Matrix Gla protein C-terminal region binds to vitronectin. Co-localization suggests binding occurs during tissue development.

Matrix Gla protein (MGP) regulates calcification in cartilage and arteries. MGP synthesis during embryonic development and its binding and regulation of growth factors and morphogens of the TGF-beta/BMP superfamily suggests that it has additional functions. Assay by far-western gel overlays and gel filtration shift shows MGP binds vitronectin. Binding is saturable and consistent with a single class of binding sites. MGP binds to vitronectin but not collagen, fibromodulin, heparin, osteocalcin, chondroitin sulfate, laminin, ovalbumin or albumin.

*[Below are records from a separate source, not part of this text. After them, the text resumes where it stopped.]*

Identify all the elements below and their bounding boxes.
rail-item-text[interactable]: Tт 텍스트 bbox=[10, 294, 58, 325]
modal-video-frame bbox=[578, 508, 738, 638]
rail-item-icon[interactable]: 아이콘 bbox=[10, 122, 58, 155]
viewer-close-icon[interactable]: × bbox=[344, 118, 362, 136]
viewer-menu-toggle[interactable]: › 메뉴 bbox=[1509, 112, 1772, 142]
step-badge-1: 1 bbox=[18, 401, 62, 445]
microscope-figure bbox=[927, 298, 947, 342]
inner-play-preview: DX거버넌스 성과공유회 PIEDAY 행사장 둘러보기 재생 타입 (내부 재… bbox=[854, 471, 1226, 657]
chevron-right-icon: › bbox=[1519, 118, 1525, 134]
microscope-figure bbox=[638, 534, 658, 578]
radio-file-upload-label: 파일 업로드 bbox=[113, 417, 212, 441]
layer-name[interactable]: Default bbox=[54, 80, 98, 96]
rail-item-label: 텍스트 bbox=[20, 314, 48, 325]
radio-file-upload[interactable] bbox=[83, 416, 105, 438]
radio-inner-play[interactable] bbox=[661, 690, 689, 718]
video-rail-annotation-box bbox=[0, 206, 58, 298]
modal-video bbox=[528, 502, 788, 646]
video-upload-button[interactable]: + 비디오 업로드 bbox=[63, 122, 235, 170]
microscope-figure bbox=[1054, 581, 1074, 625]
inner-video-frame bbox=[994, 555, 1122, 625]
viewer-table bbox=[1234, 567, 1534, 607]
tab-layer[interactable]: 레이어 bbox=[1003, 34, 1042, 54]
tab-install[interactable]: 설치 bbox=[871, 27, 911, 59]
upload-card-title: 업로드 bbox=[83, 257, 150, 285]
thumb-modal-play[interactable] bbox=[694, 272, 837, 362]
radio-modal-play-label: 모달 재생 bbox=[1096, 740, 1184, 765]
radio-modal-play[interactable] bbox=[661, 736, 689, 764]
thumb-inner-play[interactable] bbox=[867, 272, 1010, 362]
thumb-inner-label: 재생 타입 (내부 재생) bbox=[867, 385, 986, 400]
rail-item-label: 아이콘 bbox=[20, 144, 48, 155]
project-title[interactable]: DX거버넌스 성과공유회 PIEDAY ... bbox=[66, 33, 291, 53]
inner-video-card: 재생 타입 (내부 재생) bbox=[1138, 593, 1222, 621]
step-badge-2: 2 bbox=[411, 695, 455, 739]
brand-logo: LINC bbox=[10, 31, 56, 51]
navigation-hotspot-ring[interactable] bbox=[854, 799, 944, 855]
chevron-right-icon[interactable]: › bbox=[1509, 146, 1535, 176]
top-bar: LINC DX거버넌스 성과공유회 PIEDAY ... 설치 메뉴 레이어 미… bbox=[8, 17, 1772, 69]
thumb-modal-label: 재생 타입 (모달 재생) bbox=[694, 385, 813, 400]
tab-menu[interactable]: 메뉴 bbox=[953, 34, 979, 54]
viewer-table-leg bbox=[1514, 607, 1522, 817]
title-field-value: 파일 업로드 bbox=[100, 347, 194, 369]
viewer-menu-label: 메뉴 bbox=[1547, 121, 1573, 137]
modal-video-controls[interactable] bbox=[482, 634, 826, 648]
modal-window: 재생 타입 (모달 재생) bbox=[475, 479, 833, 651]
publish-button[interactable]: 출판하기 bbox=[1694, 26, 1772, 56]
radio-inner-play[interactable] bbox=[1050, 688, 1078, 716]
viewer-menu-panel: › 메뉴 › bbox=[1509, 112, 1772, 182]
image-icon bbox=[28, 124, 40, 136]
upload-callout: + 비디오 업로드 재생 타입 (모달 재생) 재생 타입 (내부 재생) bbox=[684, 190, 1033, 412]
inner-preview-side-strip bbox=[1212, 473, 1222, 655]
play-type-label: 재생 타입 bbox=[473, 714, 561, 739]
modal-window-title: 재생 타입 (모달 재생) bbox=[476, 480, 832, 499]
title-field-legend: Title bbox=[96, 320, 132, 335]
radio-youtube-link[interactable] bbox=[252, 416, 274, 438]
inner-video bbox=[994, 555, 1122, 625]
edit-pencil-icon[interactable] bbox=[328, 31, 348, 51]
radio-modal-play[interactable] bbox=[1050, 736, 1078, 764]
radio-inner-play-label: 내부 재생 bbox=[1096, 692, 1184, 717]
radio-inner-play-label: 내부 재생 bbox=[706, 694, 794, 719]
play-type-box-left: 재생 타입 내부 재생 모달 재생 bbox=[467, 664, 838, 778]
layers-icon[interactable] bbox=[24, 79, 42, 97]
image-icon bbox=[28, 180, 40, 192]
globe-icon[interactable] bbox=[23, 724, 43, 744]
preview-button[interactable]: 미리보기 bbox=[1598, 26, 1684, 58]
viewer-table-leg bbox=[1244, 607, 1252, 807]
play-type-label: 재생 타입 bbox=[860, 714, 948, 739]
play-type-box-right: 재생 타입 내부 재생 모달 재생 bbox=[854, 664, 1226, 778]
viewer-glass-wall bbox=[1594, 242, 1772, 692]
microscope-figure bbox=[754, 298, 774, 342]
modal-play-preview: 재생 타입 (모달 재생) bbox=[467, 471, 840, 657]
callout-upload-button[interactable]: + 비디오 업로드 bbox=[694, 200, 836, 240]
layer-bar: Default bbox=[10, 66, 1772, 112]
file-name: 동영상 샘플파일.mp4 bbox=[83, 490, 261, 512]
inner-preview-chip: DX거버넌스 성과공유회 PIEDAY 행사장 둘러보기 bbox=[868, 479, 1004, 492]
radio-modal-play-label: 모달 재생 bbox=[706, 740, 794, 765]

We have identified a vitronectin binding site within a 17-amino acid peptide 61-77 near the carboxyl-terminus that corresponds to a naturally occurring MGP C-terminus. MGP and the 61-77 MGP peptide also binds to fibronectin. MGP and vitronectin are focally co-localized in embryonic tissues. Co-localization in vivo suggests that the MGP and vitronectin interactions may modify cell-matrix interactions. Alternatively, vitronectin- bound MGP may have altered function for modulating BMP2 or TGF-beta activity. The current study demonstrates that MGP has a novel binding activity for vitronectin, an extracellular protein that promotes cell-matrix interactions and regulates coagulation.[1]